While the above is bad, it’s important to stress that the real problem here is not really in the cryptography. The problem is that since Google is not giving developers proper guidance, the company may be locking Android into years of insecurity. Without (even a half-baked) solution to define a “complete” protection class, Android app developers can’t build their apps correctly to support the idea that devices can lock. Even if Android O gets around to implementing key eviction, the existing legacy app base won’t be able to handle it — since this will break a million apps that have implemented their security according to Android’s current recommendations.

In short: this is a thing you get right from the start, or you don’t do at all. It looks like — for the moment — Android isn’t getting it right.

Are keys that easy to steal?

Of course it’s reasonable to ask whether it’s having keys in RAM is that big of concern in the first place. Can these keys actually be accessed?

The answer to that question is a bit complicated. First, if you’re up against somebody with a hardware lab and forensic expertise, the answer is almost certainly “yes”. Once you’ve entered your passcode and derived the keys, they aren’t stored in some magically secure part of the phone. People with the ability to access RAM or the bus lines of the device can potentially nick them.

But that’s a lot of work. From a software perspective, it’s even worse. A software attack would require a way to get past the phone’s lockscreen in order to get running code on the device. In older (pre-N) versions of Android the attacker might need to then escalate privileges to get access to Kernel memory. Remarkably, Android N doesn’t even store its disk keys in the Kernel — instead they’re held by the “vold” daemon, which runs as user “root” in userspace. This doesn’t make exploits trivial, but it certainly isn’t the best way to handle things.
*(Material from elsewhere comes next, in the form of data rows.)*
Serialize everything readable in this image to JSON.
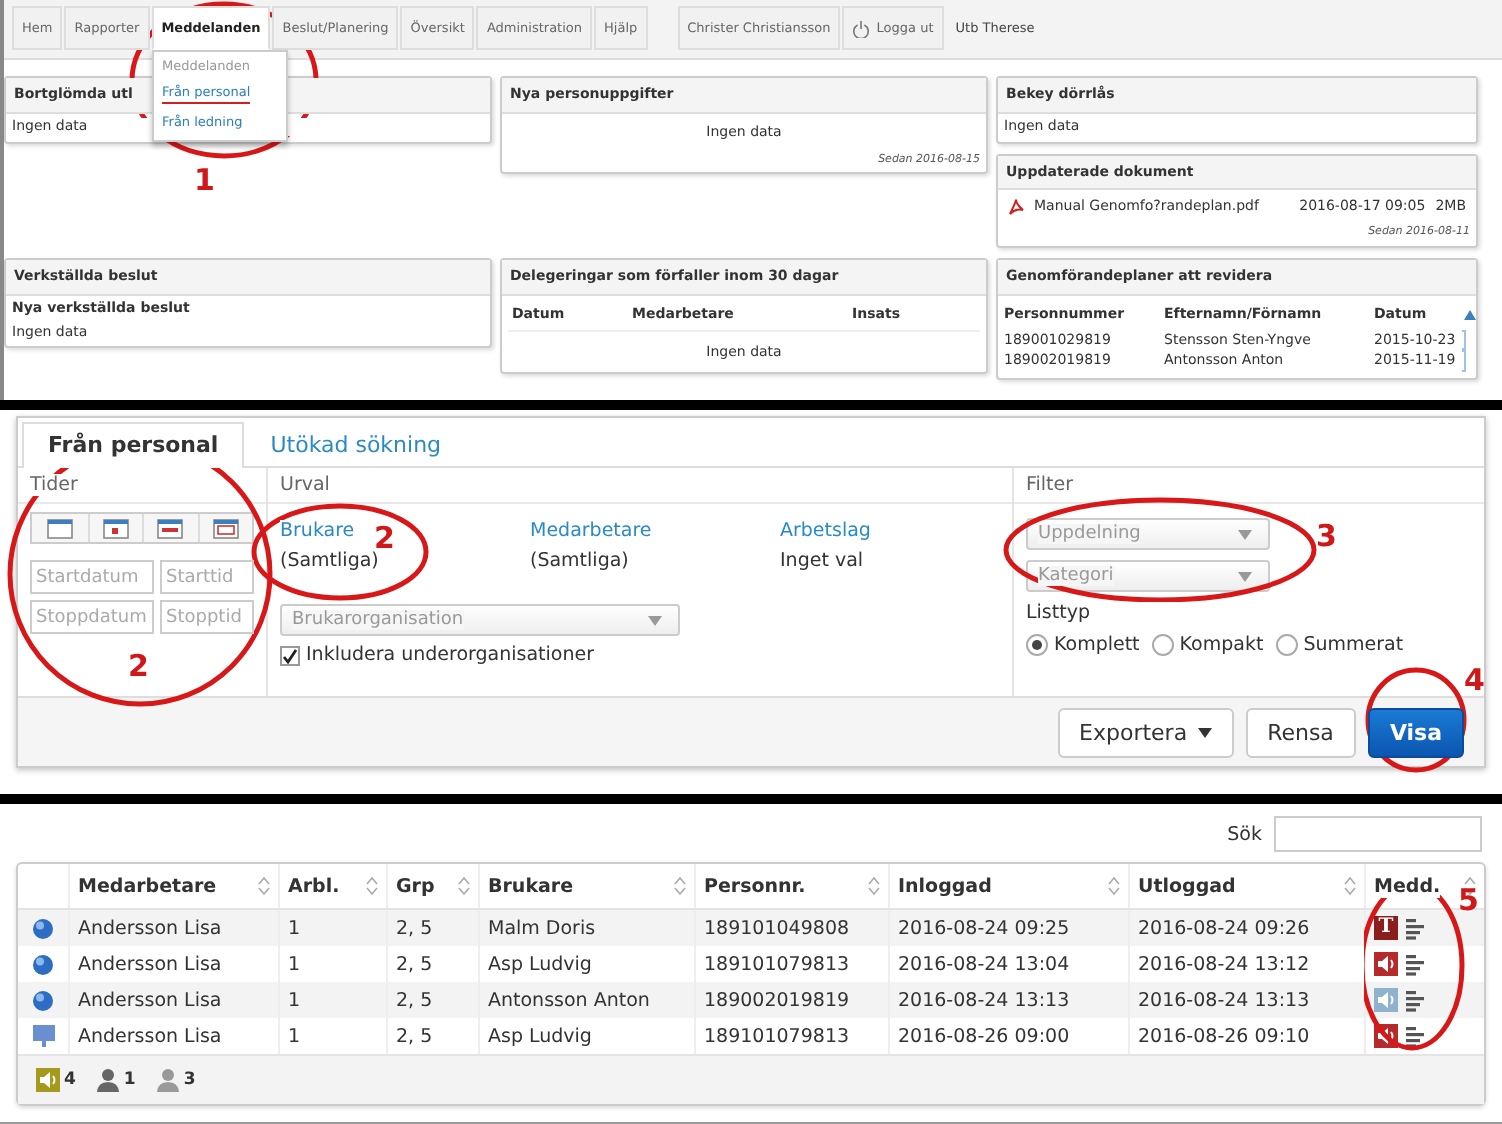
{
  "top": {
    "nav": {
      "tabs": [
        {
          "label": "Hem",
          "selected": false
        },
        {
          "label": "Rapporter",
          "selected": false
        },
        {
          "label": "Meddelanden",
          "selected": true
        },
        {
          "label": "Beslut/Planering",
          "selected": false
        },
        {
          "label": "Översikt",
          "selected": false
        },
        {
          "label": "Administration",
          "selected": false
        },
        {
          "label": "Hjälp",
          "selected": false
        }
      ],
      "user": "Christer Christiansson",
      "logout": "Logga ut",
      "unit": "Utb Therese"
    },
    "menu": {
      "header": "Meddelanden",
      "items": [
        {
          "label": "Från personal",
          "selected": true
        },
        {
          "label": "Från ledning",
          "selected": false
        }
      ]
    },
    "rows": [
      {
        "cells": [
          [
            {
              "title": "Bortglömda utl",
              "body": [
                {
                  "kind": "text",
                  "text": "Ingen data"
                }
              ]
            }
          ],
          [
            {
              "title": "Nya personuppgifter",
              "body": [
                {
                  "kind": "centered",
                  "text": "Ingen data"
                },
                {
                  "kind": "note",
                  "text": "Sedan 2016-08-15"
                }
              ]
            }
          ],
          [
            {
              "title": "Bekey dörrlås",
              "body": [
                {
                  "kind": "text",
                  "text": "Ingen data"
                }
              ]
            },
            {
              "title": "Uppdaterade dokument",
              "body": [
                {
                  "kind": "file",
                  "name": "Manual Genomfo?randeplan.pdf",
                  "date": "2016-08-17 09:05",
                  "size": "2MB"
                },
                {
                  "kind": "note",
                  "text": "Sedan 2016-08-11"
                }
              ]
            }
          ]
        ]
      },
      {
        "cells": [
          [
            {
              "title": "Verkställda beslut",
              "body": [
                {
                  "kind": "subheading",
                  "text": "Nya verkställda beslut"
                },
                {
                  "kind": "text",
                  "text": "Ingen data"
                }
              ]
            }
          ],
          [
            {
              "title": "Delegeringar som förfaller inom 30 dagar",
              "body": [
                {
                  "kind": "header_row",
                  "columns": [
                    "Datum",
                    "Medarbetare",
                    "Insats"
                  ]
                },
                {
                  "kind": "centered",
                  "text": "Ingen data"
                }
              ]
            }
          ],
          [
            {
              "title": "Genomförandeplaner att revidera",
              "body": [
                {
                  "kind": "table",
                  "columns": [
                    "Personnummer",
                    "Efternamn/Förnamn",
                    "Datum"
                  ],
                  "rows": [
                    [
                      "189001029819",
                      "Stensson Sten-Yngve",
                      "2015-10-23"
                    ],
                    [
                      "189002019819",
                      "Antonsson Anton",
                      "2015-11-19"
                    ]
                  ]
                }
              ]
            }
          ]
        ]
      }
    ]
  },
  "search": {
    "tabs": [
      {
        "label": "Från personal",
        "selected": true
      },
      {
        "label": "Utökad sökning",
        "selected": false
      }
    ],
    "times": {
      "title": "Tider",
      "fields": [
        {
          "placeholder": "Startdatum"
        },
        {
          "placeholder": "Starttid"
        },
        {
          "placeholder": "Stoppdatum"
        },
        {
          "placeholder": "Stopptid"
        }
      ]
    },
    "selection": {
      "title": "Urval",
      "groups": [
        {
          "link": "Brukare",
          "value": "(Samtliga)"
        },
        {
          "link": "Medarbetare",
          "value": "(Samtliga)"
        },
        {
          "link": "Arbetslag",
          "value": "Inget val"
        }
      ],
      "org_select": {
        "placeholder": "Brukarorganisation"
      },
      "include_sub": {
        "label": "Inkludera underorganisationer",
        "checked": true
      }
    },
    "filter": {
      "title": "Filter",
      "selects": [
        {
          "placeholder": "Uppdelning"
        },
        {
          "placeholder": "Kategori"
        }
      ],
      "list_type": {
        "label": "Listtyp",
        "options": [
          {
            "label": "Komplett",
            "selected": true
          },
          {
            "label": "Kompakt",
            "selected": false
          },
          {
            "label": "Summerat",
            "selected": false
          }
        ]
      }
    },
    "buttons": [
      {
        "label": "Exportera",
        "kind": "dropdown"
      },
      {
        "label": "Rensa",
        "kind": "default"
      },
      {
        "label": "Visa",
        "kind": "primary"
      }
    ]
  },
  "results": {
    "search_label": "Sök",
    "columns": [
      "Medarbetare",
      "Arbl.",
      "Grp",
      "Brukare",
      "Personnr.",
      "Inloggad",
      "Utloggad",
      "Medd."
    ],
    "rows": [
      {
        "status": {
          "kind": "circle"
        },
        "cells": [
          "Andersson Lisa",
          "1",
          "2, 5",
          "Malm Doris",
          "189101049808",
          "2016-08-24 09:25",
          "2016-08-24 09:26"
        ],
        "message": {
          "kind": "text",
          "glyph": "T",
          "color": "#8c1d1d"
        }
      },
      {
        "status": {
          "kind": "circle"
        },
        "cells": [
          "Andersson Lisa",
          "1",
          "2, 5",
          "Asp Ludvig",
          "189101079813",
          "2016-08-24 13:04",
          "2016-08-24 13:12"
        ],
        "message": {
          "kind": "audio",
          "color": "#b52a2a"
        }
      },
      {
        "status": {
          "kind": "circle"
        },
        "cells": [
          "Andersson Lisa",
          "1",
          "2, 5",
          "Antonsson Anton",
          "189002019819",
          "2016-08-24 13:13",
          "2016-08-24 13:13"
        ],
        "message": {
          "kind": "audio",
          "color": "#8fb3cf"
        }
      },
      {
        "status": {
          "kind": "monitor"
        },
        "cells": [
          "Andersson Lisa",
          "1",
          "2, 5",
          "Asp Ludvig",
          "189101079813",
          "2016-08-26 09:00",
          "2016-08-26 09:10"
        ],
        "message": {
          "kind": "audio",
          "color": "#b52a2a"
        }
      }
    ],
    "legend": [
      {
        "kind": "audio",
        "count": "4"
      },
      {
        "kind": "person",
        "count": "1"
      },
      {
        "kind": "person_faded",
        "count": "3"
      }
    ]
  },
  "annotations": [
    {
      "label": "1"
    },
    {
      "label": "2"
    },
    {
      "label": "2"
    },
    {
      "label": "3"
    },
    {
      "label": "4"
    },
    {
      "label": "5"
    }
  ]
}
Of course, all of this is mostly irrelevant. The main point is that if the keys are loaded you don’t need to steal them. If you have a way to get past the lockscreen, you can just access files on the disk.

What about hardware?

Although a bit of a tangent, it’s worth noting that many high-end Android phones use some sort of trusted hardware to enable encryption. The most common approach is to use a trusted execution environment (TEE) running with ARM TrustZone.

This definitely solves a problem. Unfortunately it’s not quite the same problem as discussed above. ARM TrustZone — when it works correctly, which is not guaranteed — forces attackers to derive their encryption keys on the device itself, which should make offline dictionary attacks on the password much harder. In some cases, this hardware can be used to cache the keys and reveal them only when you input a biometric such as a fingerprint.

The problem here is that in Android N, this only helps you at the time the keys are being initially derived. Once that happens (i.e., following your first login), the hardware doesn’t appear to do much. The resulting derived keys seem to live forever in normal userspace RAM. While it’s possible that specific phones (e.g., Google’s Pixel, or Samsung devices) implement additional countermeasures, on stock Android N phones hardware doesn’t save you.

So what does it all mean?

How you feel about this depends on whether you’re a “glass half full” or “glass half empty” kind of person.

If you’re an optimistic type, you’ll point out that Android is clearly moving in the right direction. And while there’s a lot of work still to be done, even a half-baked implementation of file-based implementation is better than the last generation of dumb FDE Android encryption. Also: you probably also think clowns are nice.

On the other hand, you might notice that this is a pretty goddamn low standard. In other words, in 2016 Android is still struggling to deploy encryption that achieves (lock screen) security that Apple figured out six years ago. And they’re not even getting it right. That doesn’t bode well for the long term security of Android users.

And that’s a shame, because as many have pointed out, the users who rely on Android phones are disproportionately poorer and more at-risk. By treating encryption as a relatively low priority, Google is basically telling these people that they shouldn’t get the same protections as other users. This may keep the FBI off Google’s backs, but in the long term it’s bad judgement on Google’s part.